ISO 9001 is a generic quality management system (QMS) standard that can be applied to any type of organization. AS9100 is an aerospace QMS standard that includes all of ISO 9001 and then adds aerospace-specific requirements on top.
Core relationship
The key structural difference is:
- ISO 9001: Baseline QMS requirements focused on customer satisfaction, process control, continuous improvement, and risk-based thinking across any industry.
- AS9100: ISO 9001 plus additional clauses and clarifications tailored to aviation, space, and defense, published under the AS91xx family (AS9100 for organizations that design/manufacture, AS9110 for maintenance, AS9120 for distributors).
If you conform to AS9100, you are expected to meet ISO 9001 requirements by definition, but the reverse is not true.
What AS9100 adds beyond ISO 9001
AS9100 builds on ISO 9001 by tightening controls in areas that are high risk for aerospace and defense:
- Product safety and airworthiness focus: Stronger emphasis on safety, reliability, and regulatory obligations specific to aviation, space, and defense products.
- Risk management and operational risk: More explicit requirements for risk assessment, mitigation, and ongoing monitoring, especially around special processes, key characteristics, and critical items.
- Configuration management: Tighter requirements to control configurations, revisions, and traceability of design, manufacturing, and repair data.
- Counterfeit parts prevention: Specific controls to prevent, detect, and respond to counterfeit or suspect parts in the supply chain.
- Special processes and validation: More structure around qualification and control of special processes that cannot be fully verified by subsequent inspection (for example, heat treat, plating, NDI, some composites processes).
- Product realization and planning: Increased rigor in planning product realization, including verification/validation plans, process capability, and first article inspection expectations (often linked to AS9102).
- Supplier oversight and flowdown: Stronger expectations for supplier selection, monitoring, approval, and flowdown of requirements, including regulatory and customer-specific requirements.
- Nonconformance management: More prescriptive treatment of nonconforming product, concessions/deviations, and approvals from the customer or regulatory bodies where applicable.
- Human factors and awareness: Additional emphasis on human factors, awareness of product safety and conformity risks, and prevention of unapproved changes.
Impact on processes and systems
In a practical, brownfield environment with existing MES, ERP, PLM, and QMS systems, the main differences show up as:
- Deeper traceability expectations: AS9100 typically requires tighter genealogy and configuration traceability than many ISO 9001-only implementations.
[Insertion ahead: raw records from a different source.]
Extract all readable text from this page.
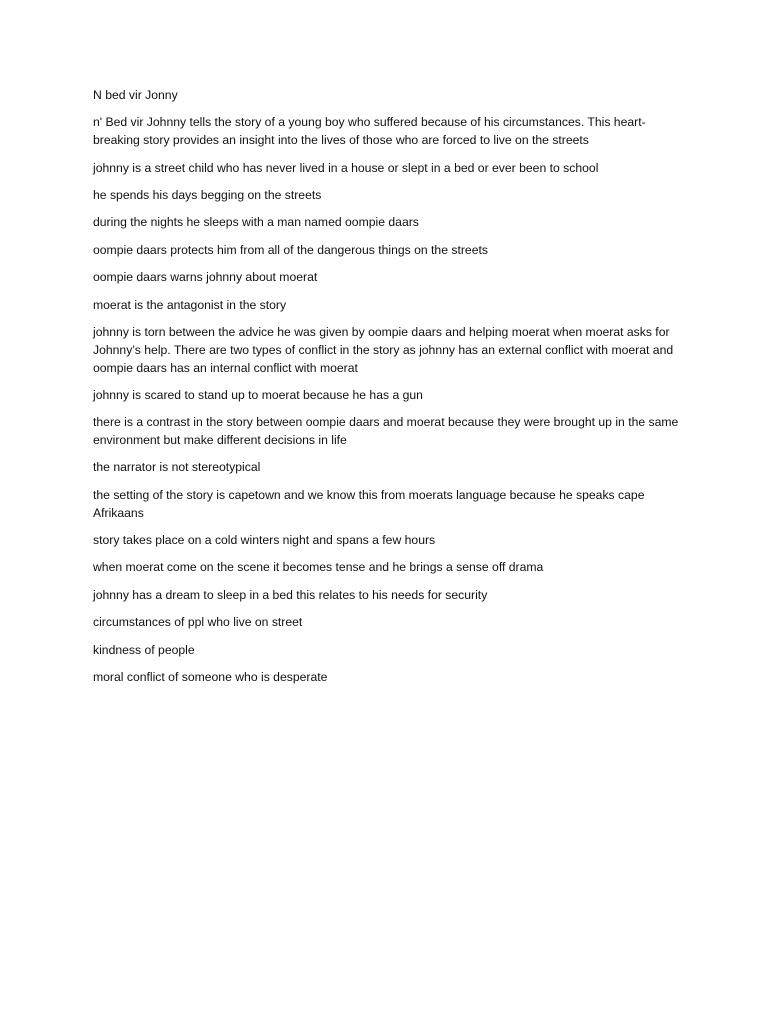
N bed vir Jonny

n' Bed vir Johnny tells the story of a young boy who suffered because of his circumstances. This heart-breaking story provides an insight into the lives of those who are forced to live on the streets

johnny is a street child who has never lived in a house or slept in a bed or ever been to school

he spends his days begging on the streets

during the nights he sleeps with a man named oompie daars

oompie daars protects him from all of the dangerous things on the streets

oompie daars warns johnny about moerat

moerat is the antagonist in the story

johnny is torn between the advice he was given by oompie daars and helping moerat when moerat asks for Johnny’s help. There are two types of conflict in the story as johnny has an external conflict with moerat and oompie daars has an internal conflict with moerat

johnny is scared to stand up to moerat because he has a gun

there is a contrast in the story between oompie daars and moerat because they were brought up in the same environment but make different decisions in life

the narrator is not stereotypical

the setting of the story is capetown and we know this from moerats language because he speaks cape Afrikaans

story takes place on a cold winters night and spans a few hours

when moerat come on the scene it becomes tense and he brings a sense off drama

johnny has a dream to sleep in a bed this relates to his needs for security

circumstances of ppl who live on street

kindness of people

moral conflict of someone who is desperate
This impacts how you structure routings, travelers, serial/lot control, and change records in existing systems.
- More formal risk and configuration controls: You may need more systematic risk registers, FMEAs, or equivalent, and stronger integration between engineering change control and shop-floor execution.
- Stronger supplier control workflows: Approved supplier lists, supplier performance tracking, and digital evidence of flowdown and verification become more important and are scrutinized in aerospace audits.
- Nonconformance and MRB rigor: AS9100 typically drives more formal NCR, MRB, and corrective action workflows, with clear status, approvals, and records that can be traced across systems.
Neither ISO 9001 nor AS9100 specifies how your IT stack must look. The standards define what must be controlled and evidenced, not how you implement it. Whether you can meet AS9100 with your current systems depends on data integrity, integration quality, and the maturity of your processes and documentation.
Tradeoffs and adoption considerations
- Complexity and overhead: AS9100 adds documentation and control overhead compared to a minimal ISO 9001 system. In regulated aerospace this is usually necessary but still increases audit scope and maintenance effort.
- System change risk: Moving from ISO 9001 to AS9100 rarely justifies a full QMS/MES/ERP replacement. In aerospace, large replacements can fail due to validation burden, downtime risk, integration debt, and long equipment lifecycles. Incremental upgrades and targeted digitization are more realistic.
- Evidence and traceability burden: AS9100 demands more robust, accessible evidence of conformity. This often exposes weaknesses in legacy data models, paper-based travelers, and informal workarounds.
In short, ISO 9001 defines a general-purpose quality management foundation. AS9100 builds on that foundation with aerospace-specific requirements that increase the rigor of risk management, traceability, supplier control, and product safety. Effectiveness, and audit results, depend on how well these requirements are integrated into your existing processes and systems, not on the standard alone.